On the weekend of June 8th, Milan’s Rinascente department store became the stage for an unusual scene: a seemingly endless line of people queuing to buy a Labubu at the Pop Mart pop-up. The toy—a furry little monster the size of a wallet, created by Hong Kong artist Kasing Lung—represents the new frontier of hype culture, a desirable object to hang from your bag that has reached the height of its popularity this year, thanks to the resurgence of cute and colorful accessories. Limited editions and online resales have inflated the price of this giant keychain, leading Pop Mart to a +165% revenue increase in the first quarter of 2025. While the toy brand was sealing its much-anticipated partnership with Milan’s most iconic department store, Japanese label Sacai announced it will auction off a limited edition series of thirteen Labubu on Pharrell Williams’ platform, Joopiter, on June 18th. Further boosting the media impact of the collaboration is the K-pop band Seventeen, for whom Sacai created a custom capsule collection launching on the same day on Joopiter’s website. All net proceeds will be donated to UNESCO, of which both Seventeen and Williams are ambassadors.

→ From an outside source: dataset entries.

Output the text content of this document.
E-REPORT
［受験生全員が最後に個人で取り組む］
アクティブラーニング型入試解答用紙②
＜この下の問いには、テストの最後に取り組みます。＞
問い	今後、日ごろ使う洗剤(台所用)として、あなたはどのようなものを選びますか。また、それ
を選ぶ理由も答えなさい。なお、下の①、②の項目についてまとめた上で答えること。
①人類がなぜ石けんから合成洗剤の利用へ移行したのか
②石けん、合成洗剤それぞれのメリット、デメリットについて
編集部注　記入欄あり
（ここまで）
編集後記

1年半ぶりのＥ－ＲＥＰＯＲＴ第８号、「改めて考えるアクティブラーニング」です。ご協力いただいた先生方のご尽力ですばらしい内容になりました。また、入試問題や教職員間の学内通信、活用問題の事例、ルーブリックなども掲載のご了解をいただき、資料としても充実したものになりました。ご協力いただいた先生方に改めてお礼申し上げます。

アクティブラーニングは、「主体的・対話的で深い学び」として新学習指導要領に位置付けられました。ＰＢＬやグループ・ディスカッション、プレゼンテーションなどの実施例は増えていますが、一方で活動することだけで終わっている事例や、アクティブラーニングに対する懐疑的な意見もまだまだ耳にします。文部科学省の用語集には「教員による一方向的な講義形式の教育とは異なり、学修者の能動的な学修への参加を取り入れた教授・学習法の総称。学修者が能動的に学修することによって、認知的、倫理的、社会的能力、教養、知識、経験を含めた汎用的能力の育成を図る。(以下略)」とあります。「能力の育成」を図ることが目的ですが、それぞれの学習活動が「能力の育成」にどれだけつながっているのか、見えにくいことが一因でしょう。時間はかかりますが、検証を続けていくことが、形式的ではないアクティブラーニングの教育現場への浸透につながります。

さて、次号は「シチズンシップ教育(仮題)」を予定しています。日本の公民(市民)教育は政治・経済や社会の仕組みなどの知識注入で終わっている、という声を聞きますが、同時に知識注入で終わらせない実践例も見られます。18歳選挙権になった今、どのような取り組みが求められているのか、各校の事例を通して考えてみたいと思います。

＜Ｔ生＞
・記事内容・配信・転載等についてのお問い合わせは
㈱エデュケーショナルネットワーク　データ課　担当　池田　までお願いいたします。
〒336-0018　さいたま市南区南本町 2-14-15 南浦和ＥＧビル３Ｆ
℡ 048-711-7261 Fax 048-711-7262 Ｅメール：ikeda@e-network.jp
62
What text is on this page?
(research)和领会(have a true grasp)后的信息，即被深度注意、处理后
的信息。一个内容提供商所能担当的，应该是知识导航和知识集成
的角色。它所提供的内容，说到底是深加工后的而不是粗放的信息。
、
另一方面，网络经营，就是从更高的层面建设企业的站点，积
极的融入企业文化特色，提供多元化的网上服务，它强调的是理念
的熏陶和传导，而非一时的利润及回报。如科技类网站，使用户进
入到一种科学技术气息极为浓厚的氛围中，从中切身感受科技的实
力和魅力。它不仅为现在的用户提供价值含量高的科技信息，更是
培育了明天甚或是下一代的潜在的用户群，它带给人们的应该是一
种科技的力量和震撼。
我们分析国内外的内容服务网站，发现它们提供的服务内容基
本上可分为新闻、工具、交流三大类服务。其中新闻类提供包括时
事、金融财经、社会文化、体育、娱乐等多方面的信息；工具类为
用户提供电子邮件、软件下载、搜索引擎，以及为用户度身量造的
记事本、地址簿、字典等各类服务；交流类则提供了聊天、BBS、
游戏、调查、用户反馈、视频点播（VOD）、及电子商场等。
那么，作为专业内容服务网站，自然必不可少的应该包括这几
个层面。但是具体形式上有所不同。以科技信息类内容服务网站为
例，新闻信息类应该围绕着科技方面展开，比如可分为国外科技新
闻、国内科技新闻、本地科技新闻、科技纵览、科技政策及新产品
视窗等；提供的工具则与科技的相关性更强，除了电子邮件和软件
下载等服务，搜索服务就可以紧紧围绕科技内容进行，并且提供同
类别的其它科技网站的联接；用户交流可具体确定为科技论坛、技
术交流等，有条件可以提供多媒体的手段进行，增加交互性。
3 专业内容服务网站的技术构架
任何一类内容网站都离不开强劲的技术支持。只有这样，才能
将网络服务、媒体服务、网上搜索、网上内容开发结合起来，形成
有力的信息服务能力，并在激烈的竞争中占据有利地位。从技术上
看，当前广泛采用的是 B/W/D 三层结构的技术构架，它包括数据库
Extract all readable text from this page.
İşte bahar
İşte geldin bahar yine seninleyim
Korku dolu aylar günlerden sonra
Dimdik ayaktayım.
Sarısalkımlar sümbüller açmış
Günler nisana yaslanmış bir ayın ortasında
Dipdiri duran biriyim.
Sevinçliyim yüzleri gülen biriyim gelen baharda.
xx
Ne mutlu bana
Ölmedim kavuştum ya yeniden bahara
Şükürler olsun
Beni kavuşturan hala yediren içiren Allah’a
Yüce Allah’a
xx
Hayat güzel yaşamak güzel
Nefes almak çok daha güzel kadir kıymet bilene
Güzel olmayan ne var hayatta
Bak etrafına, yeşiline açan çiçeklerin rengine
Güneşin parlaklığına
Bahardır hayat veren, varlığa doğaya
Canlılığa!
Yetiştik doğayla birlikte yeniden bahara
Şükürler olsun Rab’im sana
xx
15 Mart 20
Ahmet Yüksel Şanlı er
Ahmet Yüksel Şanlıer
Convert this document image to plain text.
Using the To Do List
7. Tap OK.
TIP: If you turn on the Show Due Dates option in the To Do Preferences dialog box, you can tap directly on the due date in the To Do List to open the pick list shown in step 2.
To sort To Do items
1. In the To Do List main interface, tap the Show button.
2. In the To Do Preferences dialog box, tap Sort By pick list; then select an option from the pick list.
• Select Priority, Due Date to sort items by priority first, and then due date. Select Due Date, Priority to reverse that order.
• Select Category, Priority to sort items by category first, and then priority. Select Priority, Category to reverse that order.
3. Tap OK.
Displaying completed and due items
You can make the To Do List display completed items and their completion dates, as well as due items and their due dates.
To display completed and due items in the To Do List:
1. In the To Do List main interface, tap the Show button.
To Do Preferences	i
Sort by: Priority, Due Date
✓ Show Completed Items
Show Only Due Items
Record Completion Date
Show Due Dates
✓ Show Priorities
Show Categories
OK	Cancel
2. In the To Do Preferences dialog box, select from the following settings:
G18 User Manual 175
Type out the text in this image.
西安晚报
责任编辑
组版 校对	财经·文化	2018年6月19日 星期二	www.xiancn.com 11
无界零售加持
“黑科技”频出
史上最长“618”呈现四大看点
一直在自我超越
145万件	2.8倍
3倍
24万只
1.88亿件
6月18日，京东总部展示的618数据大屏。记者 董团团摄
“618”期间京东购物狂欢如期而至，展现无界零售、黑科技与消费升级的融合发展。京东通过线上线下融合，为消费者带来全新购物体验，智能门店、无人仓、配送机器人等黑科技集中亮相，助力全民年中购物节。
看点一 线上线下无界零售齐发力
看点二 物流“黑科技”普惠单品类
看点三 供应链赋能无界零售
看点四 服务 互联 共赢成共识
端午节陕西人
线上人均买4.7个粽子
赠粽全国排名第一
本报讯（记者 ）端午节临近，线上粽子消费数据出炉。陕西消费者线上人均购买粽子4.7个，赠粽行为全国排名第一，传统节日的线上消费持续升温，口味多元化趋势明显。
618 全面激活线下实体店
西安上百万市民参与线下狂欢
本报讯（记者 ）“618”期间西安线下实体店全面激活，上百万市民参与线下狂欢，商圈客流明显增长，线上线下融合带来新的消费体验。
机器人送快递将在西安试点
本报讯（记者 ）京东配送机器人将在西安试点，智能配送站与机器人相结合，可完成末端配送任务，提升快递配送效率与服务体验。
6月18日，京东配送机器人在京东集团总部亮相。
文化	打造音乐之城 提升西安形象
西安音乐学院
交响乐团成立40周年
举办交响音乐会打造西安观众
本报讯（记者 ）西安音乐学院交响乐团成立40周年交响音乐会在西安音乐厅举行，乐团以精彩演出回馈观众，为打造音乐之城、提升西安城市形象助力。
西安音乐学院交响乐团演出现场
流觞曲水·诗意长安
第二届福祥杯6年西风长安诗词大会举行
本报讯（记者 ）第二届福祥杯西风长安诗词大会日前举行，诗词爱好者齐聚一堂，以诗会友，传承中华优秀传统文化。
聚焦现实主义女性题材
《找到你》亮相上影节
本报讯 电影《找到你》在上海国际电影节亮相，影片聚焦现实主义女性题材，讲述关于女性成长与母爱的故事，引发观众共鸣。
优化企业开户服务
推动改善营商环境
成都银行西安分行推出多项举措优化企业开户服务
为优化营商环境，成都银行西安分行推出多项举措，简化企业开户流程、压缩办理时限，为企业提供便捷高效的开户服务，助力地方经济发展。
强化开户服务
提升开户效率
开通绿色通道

And just like that, Labubu entered the world of fashion—first with a pop-up at Rinascente, then with a Sacai-designed outfit. The success of these plush toys is a sign of the times we’re living in, as well as a confirmation of the challenges faced by the fashion and beauty industries. If a few years ago brands could rely on affordable luxuries like lipsticks to stay afloat in times of crisis—the term lipstick index was coined by Leonard Lauder in 2008—today even lip tints can’t lift consumers’ spirits. The new stars of the moment are toys—more precisely, the kind you can show off: Sonny Angels, Hello Kitty, Labubu, and the Birkinification. While Chinese toy manufacturer Pop Mart is now worth $34 billion (more than Sanrio, Hasbro, and Mattel combined), the beauty sector is showing signs of fatigue: in the first quarter of the year, Coty reported a 6% revenue drop, LVMH’s perfumes and cosmetics division—including Sephora—remained flat, and L’Oréal’s growth was a modest 3.5%, far below its previously stellar numbers. On closer look, one could even congratulate Hailey Bieber for selling Rhode for $1 billion just in time.
Could it be that the new luxury market is toys? That consumers now prefer to invest in plush outfits instead of their own wardrobes? It seems we’ve entered the era of the Labubu Index. With alarming news from all corners of the globe, the fear of being deceived (or replaced) by artificial intelligence, and the stress caused by economic uncertainty, nostalgia appears to be the most effective remedy to soothe our fears. After all, the simultaneous release of Barbie and Oppenheimer in 2023 was an early sign of the great aesthetic paradox that fashion would soon succumb to: basic outfits, quiet luxury, and logo-free wardrobes versus the wild explosion of colorful trinkets, plush toys, and displayable knick-knacks. In other news, Uniqlo is about to launch a collaboration with Sylvanian Families: so if buying toys you’ll never use makes you feel guilty, buying a T-shirt with their image might just help you justify the expense.